L’Autorité sortira perdante d’un tel affrontement, pas tant sur le plan matériel que sur le plan moral, surtout avec une base populaire qui la rejette, et face à des mouvements syndicaux et populaires toujours mobilisés. Le pouvoir ne pourra en aucun cas assumer les risques d’un affrontement avec cette nouvelle génération. En même temps, il ne peut pas rester les bras croisés. C’est en cela que la résistance qui opère en Cisjordanie a une importance particulière, différente de celle de la bande de Gaza, car elle est la plus susceptible d’avoir un réel impact sur la réalité politique.

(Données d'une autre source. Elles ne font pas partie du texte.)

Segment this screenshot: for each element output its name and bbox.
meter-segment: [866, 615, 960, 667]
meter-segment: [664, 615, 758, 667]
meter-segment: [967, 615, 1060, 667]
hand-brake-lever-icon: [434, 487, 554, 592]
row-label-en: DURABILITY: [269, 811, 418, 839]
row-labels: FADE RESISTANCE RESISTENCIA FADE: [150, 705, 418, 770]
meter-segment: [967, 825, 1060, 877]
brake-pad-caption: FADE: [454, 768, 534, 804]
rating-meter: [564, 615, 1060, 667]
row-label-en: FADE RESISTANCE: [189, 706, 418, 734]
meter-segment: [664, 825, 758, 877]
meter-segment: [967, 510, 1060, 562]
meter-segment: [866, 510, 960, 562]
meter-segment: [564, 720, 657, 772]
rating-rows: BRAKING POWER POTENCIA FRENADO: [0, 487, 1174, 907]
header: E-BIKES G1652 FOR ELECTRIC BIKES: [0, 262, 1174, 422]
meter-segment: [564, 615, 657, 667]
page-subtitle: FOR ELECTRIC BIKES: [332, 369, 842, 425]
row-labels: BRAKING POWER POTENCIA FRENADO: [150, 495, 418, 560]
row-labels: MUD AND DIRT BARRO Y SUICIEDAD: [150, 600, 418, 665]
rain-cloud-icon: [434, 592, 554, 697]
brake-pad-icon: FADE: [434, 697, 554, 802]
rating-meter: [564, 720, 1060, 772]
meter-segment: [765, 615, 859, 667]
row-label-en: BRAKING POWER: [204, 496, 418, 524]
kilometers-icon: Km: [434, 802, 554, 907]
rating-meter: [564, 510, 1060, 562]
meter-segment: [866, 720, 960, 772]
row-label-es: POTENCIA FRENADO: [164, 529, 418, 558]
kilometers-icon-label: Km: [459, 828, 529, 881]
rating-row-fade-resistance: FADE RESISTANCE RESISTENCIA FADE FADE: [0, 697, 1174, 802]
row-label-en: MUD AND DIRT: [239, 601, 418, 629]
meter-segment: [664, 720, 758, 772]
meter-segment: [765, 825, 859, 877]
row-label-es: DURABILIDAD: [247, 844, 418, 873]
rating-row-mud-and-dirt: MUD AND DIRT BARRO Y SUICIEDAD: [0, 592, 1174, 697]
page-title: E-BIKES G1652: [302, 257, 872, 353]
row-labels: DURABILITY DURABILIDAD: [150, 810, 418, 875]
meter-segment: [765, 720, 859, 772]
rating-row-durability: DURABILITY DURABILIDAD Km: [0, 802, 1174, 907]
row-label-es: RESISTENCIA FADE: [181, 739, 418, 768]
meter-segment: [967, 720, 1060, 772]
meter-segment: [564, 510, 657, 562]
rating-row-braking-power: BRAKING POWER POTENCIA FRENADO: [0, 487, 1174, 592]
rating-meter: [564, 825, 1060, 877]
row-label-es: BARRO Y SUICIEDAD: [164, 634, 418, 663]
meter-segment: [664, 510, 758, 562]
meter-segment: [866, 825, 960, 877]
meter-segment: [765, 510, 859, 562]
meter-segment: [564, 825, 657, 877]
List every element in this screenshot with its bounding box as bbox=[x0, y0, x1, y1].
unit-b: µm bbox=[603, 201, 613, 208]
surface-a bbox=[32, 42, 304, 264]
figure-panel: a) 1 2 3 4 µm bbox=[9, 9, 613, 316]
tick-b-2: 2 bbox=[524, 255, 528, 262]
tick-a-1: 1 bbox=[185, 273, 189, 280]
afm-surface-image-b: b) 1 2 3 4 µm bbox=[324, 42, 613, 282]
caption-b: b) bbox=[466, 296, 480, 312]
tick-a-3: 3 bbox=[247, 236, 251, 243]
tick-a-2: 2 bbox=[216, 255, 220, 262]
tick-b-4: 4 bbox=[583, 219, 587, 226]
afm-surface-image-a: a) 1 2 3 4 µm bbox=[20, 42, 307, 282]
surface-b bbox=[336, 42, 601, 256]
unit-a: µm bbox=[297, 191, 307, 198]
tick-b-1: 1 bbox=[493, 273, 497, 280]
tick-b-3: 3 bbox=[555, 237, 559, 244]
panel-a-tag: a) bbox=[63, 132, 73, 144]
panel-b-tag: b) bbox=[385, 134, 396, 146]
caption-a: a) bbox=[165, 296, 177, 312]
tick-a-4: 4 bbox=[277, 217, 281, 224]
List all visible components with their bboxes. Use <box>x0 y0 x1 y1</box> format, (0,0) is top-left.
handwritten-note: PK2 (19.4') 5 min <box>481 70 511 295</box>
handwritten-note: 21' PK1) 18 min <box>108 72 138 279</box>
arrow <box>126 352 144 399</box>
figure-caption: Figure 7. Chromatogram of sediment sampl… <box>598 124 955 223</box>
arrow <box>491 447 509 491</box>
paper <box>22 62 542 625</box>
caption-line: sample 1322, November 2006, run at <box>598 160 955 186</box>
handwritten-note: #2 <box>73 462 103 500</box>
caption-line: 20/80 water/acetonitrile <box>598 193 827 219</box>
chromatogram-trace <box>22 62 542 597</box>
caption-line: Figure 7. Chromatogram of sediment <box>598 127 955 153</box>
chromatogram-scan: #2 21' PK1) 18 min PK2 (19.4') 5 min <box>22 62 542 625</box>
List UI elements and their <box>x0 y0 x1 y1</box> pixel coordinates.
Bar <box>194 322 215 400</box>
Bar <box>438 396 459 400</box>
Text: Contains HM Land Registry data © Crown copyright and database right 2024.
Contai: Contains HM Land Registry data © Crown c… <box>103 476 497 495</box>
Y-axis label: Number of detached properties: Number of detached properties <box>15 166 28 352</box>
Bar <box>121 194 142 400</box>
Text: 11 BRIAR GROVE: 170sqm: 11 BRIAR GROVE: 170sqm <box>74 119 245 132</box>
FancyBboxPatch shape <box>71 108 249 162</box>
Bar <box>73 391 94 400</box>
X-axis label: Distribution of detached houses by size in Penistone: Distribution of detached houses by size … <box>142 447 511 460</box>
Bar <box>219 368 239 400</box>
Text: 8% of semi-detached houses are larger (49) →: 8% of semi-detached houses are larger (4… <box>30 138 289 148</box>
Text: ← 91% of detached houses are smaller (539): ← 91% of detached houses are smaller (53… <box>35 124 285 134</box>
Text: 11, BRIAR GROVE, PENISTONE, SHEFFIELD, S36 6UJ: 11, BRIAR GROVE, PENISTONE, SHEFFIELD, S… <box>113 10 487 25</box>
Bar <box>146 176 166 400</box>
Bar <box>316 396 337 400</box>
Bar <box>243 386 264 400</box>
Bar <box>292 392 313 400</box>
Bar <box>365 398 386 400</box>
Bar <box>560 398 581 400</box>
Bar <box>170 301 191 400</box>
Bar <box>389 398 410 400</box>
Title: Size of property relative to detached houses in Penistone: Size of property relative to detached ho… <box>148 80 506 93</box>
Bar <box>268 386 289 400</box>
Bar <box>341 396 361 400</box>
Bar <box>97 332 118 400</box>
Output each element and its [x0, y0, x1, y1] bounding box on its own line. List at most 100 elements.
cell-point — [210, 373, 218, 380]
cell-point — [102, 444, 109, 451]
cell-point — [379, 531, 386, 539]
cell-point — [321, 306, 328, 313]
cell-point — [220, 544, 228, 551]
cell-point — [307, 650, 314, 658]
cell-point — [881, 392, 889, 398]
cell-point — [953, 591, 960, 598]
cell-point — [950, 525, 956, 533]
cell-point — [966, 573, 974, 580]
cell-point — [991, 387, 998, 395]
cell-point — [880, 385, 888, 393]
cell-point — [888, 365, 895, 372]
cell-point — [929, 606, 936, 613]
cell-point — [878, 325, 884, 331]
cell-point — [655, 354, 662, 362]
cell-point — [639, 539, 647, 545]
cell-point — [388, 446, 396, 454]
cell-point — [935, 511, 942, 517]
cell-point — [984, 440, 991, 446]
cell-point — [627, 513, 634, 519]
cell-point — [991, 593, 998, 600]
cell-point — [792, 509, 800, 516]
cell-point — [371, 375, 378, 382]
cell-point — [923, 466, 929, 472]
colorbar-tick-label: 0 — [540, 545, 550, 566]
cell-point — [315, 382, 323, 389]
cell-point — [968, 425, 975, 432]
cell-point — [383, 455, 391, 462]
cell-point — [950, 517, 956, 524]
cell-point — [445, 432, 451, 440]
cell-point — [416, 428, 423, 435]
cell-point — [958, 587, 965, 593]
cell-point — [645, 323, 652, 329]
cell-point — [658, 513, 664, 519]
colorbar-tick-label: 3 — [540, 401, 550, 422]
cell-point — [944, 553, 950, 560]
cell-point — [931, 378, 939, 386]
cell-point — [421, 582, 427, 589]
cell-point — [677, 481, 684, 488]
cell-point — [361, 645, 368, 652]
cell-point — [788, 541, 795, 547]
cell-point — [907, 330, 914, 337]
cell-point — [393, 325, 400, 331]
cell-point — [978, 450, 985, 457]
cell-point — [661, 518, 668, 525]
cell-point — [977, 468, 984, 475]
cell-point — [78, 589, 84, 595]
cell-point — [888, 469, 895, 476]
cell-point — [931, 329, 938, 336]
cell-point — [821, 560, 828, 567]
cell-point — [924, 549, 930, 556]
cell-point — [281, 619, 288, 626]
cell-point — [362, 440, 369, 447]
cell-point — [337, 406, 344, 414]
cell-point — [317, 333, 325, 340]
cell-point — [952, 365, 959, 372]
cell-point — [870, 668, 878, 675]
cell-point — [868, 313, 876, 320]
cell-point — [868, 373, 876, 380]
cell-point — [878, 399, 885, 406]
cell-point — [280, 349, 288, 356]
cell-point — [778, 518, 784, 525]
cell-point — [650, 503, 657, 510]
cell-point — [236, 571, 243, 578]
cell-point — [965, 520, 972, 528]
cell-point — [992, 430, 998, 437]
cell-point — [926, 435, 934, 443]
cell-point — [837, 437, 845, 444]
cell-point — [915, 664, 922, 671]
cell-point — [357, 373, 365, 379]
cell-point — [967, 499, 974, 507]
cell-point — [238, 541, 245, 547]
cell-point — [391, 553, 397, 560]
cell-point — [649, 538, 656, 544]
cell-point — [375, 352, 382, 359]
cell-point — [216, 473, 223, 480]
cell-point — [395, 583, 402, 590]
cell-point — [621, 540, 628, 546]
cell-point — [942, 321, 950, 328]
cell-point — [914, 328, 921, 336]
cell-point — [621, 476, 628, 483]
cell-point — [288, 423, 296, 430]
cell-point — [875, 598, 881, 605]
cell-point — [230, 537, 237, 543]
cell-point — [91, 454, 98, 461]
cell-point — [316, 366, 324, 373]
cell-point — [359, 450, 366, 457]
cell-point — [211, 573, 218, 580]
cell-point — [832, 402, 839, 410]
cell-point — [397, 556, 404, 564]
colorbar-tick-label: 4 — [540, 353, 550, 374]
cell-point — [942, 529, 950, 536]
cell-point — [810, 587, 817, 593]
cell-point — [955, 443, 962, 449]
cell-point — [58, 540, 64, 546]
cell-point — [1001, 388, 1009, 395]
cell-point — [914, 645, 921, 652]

Ainsi, la société palestinienne vit-elle une phase de transition, entre la désintégration d’un système hégémonique et une tentative de construire quelque chose de nouveau. Si la période actuelle semble chaotique, c’est parce qu’elle est régie par un ordre qui lui est particulier. D’une certaine manière, ce moment rappelle les années qui ont immédiatement suivi la Nakba de 1947-1949, lorsque la population a laissé derrière elle des partis, des forces sociales et des structures économiques qui s’étaient désintégrés, et que le vide devant elle attendait d’être rempli. Le processus de construction qui suit la fin d’une étape ne se fait pas nécessairement avec une conscience préalable de ce qui va advenir, ou avec le concours de forces sociales et politiques existantes et efficientes ; il peut être le résultat d’une pratique quotidienne sur le terrain. Une autre manière de faire de la politique, de bas en haut.

Par conséquent, chaque mouvement, chaque activité et chaque protestation sur le terrain fait partie d’un lent processus de formation des nouvelles forces sociales et politiques, et de la cristallisation d’un nouveau discours politique. Il n’est plus possible d’analyser la grève des avocats et les mouvements syndicaux avec la même grille de lecture adoptée pour la grève des enseignants dans les années 1990. De même, on ne peut pas appréhender l’élargissement du combat de libération durant ces dix dernières années, qu’il s’agisse de la Bataille des portes d’Al-Aqsa ou de la résistance à Jénine, comme on appréhendait la seconde Intifada et les soulèvements précédents. L’hégémonie du projet politique représenté par l’AP et l’ensemble du système existant faisait toute la différence. Chaque action s’inscrivait à l’époque, d’une manière ou d’une autre, dans le cadre de ce projet, et l’ombre de l’État planait sur la réalité politique globale. Aujourd’hui, la rue palestinienne a dépassé ce projet, ses institutions et son discours.

Muiz Karaja

Notes

1- Soulèvement qui a eu lieu en septembre 1996 après que les autorités israéliennes ont autorisé le creusement d’un tunnel sous la mosquée Al-Aqsa, menaçant ainsi plusieurs bâtiments historiques palestiniens, note de la traductrice.

2- Le Quartet pour le Moyen-Orient est un groupe formé par les États-Unis, la Russie, l’Union européenne et l’ONU, il est chargé du rôle de médiateur dans le « processus de paix israélo-palestinien », notamment à travers son envoyé spécial, note de la traductrice.

3- NDLT. En référence à l’ancien premier ministre palestinien Salam Fayyad qui a démissionné en 2013.

4- NDLT. Des affrontements ont eu lieu à Naplouse les 20 et 21 septembre 2022 entre des groupes armés et les forces de l’ordre palestinienne.

Muiz Karaja

Journaliste et chercheur, spécialiste de la question palestinienne.